Let $(x,y) \in \mathbb{T} \times [0,1]$, ie the periodic strip ($\mathbb{T}$ is the circle). Consider the Dirichlet Problem: $$\Delta u(x,y)=f(x,y)$$ $$u(x,0) = a(x)\qquad u(x,1) = b(x)$$
By expanding all functions as Fourier series in $x$ like $u(x,y) = \sum \hat{u}_k(y)e^{ikx}$ we get a series of ODEs. The $k=0$ case can be solved by straight integration but I omit this part. The $k\neq0$ case is solved by variation of parameters, writing $\hat{u}_k(y) = h_k(y)+g_k(y)$ as the sum of homoegenous and general parts we get $$h_k(y) = \frac{\hat{b}_k\sinh(ky) - \hat{a}_k\sinh[k(y-1)]}{\sinh(k)}$$ $$g_k(y) =\int_0^y \frac{\sinh[k(y-t)]}{k} \hat{f}_k(t)dt - \frac{\sinh(ky)}{\sinh(k)}\int_0^1 \frac{\sinh[k(1-t)]}{k} \hat{f}_k(t)dt$$
My issue is with the convergence of the solution $u$. For example, suppose I would like to show that the solution is at the very least in $L^2$, ie $$\|u\|_{L^2}^2 = \sum_k \|\hat{u}_k(\cdot)\|_{L^2[0,1]}^2 < \infty$$
For the homogeneous part, integrating $\sinh^2(ky)$ I get $$\|h_k(y)\|_{L^2[0,1]}^2 \approx \frac{|\hat{a}_k|^2 + |\hat{b}_k|^2}{k}$$ which is what I expected. On the other hand the general part I get: $$\|g_k(y)\|_{L^2[0,1]}^2 \approx \frac{\sinh^2(k)}{k^4}\|\hat{f}_k(y)\|_{L^2[0,1]}^2$$ and here there must be something wrong because the $\sinh^2(k)$ blows up.
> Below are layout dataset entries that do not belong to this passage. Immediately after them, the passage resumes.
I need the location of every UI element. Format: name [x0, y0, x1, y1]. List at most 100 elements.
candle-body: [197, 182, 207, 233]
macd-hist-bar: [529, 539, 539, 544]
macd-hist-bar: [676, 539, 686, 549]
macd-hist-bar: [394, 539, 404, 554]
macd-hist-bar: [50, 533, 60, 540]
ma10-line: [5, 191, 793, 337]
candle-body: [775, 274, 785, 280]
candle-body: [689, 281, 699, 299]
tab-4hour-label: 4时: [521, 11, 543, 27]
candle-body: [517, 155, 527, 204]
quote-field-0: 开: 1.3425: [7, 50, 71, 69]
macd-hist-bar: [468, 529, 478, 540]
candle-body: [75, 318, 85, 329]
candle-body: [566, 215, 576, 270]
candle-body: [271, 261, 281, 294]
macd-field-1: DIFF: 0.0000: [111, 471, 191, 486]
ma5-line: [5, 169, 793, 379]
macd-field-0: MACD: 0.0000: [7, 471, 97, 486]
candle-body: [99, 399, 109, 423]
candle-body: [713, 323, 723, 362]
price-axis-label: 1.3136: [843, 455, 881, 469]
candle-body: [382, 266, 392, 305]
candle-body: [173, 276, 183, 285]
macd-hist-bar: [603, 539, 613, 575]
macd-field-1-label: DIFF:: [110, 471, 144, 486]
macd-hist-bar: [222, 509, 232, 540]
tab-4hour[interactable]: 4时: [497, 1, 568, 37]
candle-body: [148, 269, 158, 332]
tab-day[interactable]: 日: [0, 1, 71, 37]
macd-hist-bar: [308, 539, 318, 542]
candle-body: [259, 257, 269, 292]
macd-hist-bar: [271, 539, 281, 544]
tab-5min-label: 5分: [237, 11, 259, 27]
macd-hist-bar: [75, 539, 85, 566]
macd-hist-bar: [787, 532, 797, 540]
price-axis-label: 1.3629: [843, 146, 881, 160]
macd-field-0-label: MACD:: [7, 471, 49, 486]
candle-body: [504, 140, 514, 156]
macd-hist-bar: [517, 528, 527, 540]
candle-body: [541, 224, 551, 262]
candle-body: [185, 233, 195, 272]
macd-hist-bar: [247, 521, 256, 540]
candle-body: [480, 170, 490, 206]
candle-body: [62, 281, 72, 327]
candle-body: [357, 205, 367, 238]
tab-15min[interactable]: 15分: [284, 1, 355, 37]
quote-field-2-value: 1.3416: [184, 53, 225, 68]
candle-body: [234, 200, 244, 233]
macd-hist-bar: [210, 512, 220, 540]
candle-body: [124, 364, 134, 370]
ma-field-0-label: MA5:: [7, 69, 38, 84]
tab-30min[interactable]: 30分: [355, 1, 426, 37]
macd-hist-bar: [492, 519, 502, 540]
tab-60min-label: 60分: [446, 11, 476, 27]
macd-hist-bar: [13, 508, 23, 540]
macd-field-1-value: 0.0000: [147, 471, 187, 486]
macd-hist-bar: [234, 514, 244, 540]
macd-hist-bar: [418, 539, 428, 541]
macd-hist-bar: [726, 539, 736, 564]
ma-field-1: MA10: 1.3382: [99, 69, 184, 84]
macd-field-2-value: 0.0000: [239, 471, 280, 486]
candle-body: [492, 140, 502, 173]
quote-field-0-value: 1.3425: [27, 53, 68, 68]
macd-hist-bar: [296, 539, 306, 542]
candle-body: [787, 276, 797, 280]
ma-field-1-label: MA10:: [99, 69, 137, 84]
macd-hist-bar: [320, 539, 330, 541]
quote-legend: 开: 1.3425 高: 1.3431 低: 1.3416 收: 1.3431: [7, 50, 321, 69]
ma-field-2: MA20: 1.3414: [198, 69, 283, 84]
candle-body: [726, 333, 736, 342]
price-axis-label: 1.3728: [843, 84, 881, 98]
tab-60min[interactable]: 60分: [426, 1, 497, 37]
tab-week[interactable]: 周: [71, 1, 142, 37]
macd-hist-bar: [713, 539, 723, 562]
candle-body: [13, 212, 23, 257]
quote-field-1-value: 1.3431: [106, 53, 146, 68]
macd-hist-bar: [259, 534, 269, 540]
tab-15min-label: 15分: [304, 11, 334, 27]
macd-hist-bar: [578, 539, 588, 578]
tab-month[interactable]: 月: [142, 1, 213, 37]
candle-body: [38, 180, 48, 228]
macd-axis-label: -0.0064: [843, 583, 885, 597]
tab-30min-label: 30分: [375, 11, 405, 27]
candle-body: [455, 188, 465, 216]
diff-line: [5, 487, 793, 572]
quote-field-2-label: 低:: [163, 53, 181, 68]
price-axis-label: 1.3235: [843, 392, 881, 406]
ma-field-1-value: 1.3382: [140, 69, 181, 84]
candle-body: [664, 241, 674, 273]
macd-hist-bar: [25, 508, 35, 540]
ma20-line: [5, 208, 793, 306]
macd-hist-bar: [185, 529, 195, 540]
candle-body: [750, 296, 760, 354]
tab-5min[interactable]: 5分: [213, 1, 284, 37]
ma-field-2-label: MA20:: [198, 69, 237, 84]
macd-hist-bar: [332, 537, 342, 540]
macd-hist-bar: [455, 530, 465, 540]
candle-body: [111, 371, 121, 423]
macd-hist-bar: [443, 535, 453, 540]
Of course I haven't specified in what space lie $a(x), b(x)$ and $f(x,y)$ nevertheless there seems to be something wrong with this general term. I would need some very strong conditions on $f$ to dominate the $\sinh^2(k)$ growth in the numerator.
What gives?
Let's isolate the issue: you solved the ODE $g_k''-k^2g_k=\hat f_k$ with zero boundary conditions on the interval $[0,1]$, and got $g_k$ that is much larger than $\hat f_k$ when $k$ is larger. This cannot happen, since $g_k$ is just the convolution of $\hat f_k$ with Green's function; so you made a mistake somewhere in the process of solving for $g_k$. I'll use the Green function method: $$g_k(y) = \int_0^1 \hat f_k(z) G(y,z)\,dz$$ where Green's function $G(y,z)$ must satisfy $G_{yy}-k^2G = \delta_z$ with zero boundary conditions. So, $$ G(y,z) = \begin{cases} A\sinh(ky),\quad &y\le z, \\ B\sinh(k(1-y)),\quad &y\ge z \\ \end{cases} $$ The function must be continuous at $y=z$ and its derivative must jump by $1$ there. Hence $$ \begin{cases} A\sinh(kz) - B\sinh(k(1-z)) &= 0 \\ Ak \cosh(kz) + Bk\cosh(k(1-z)) &= -1 \\ \end{cases} $$ Solving this system yields $$ \begin{cases} A &= \dfrac{\left(- e^{2 k} + e^{2 k z}\right) e^{- k z}}{k \left(e^{2 k} - 1\right)} \\ B& = \dfrac{e^{ k(1- z)}(1- e^{2 k z}) }{k \left(e^{2 k} - 1\right)} \end{cases} $$ The upshot is that $G$ is of size $O(1/k)$. Indeed, the part $A\sinh(ky)$, $y\le z$, is controlled by $Ae^{kz}$ which is $$\frac{\left(- e^{2 k} + e^{2 k z}\right)}{k \left(e^{2 k} - 1\right)}$$ Exponentials cancel out when $k$ is positive and large; and are small when $k$ is negative and large. Similarly, $$Be^{k(1-z)} = \frac{e^{ 2k(1- z)}(1- e^{2 k z}) }{k \left(e^{2 k} - 1\right)} $$ where again, exponentials are large but balanced when $k$ is positive, and small when $k$ is negative.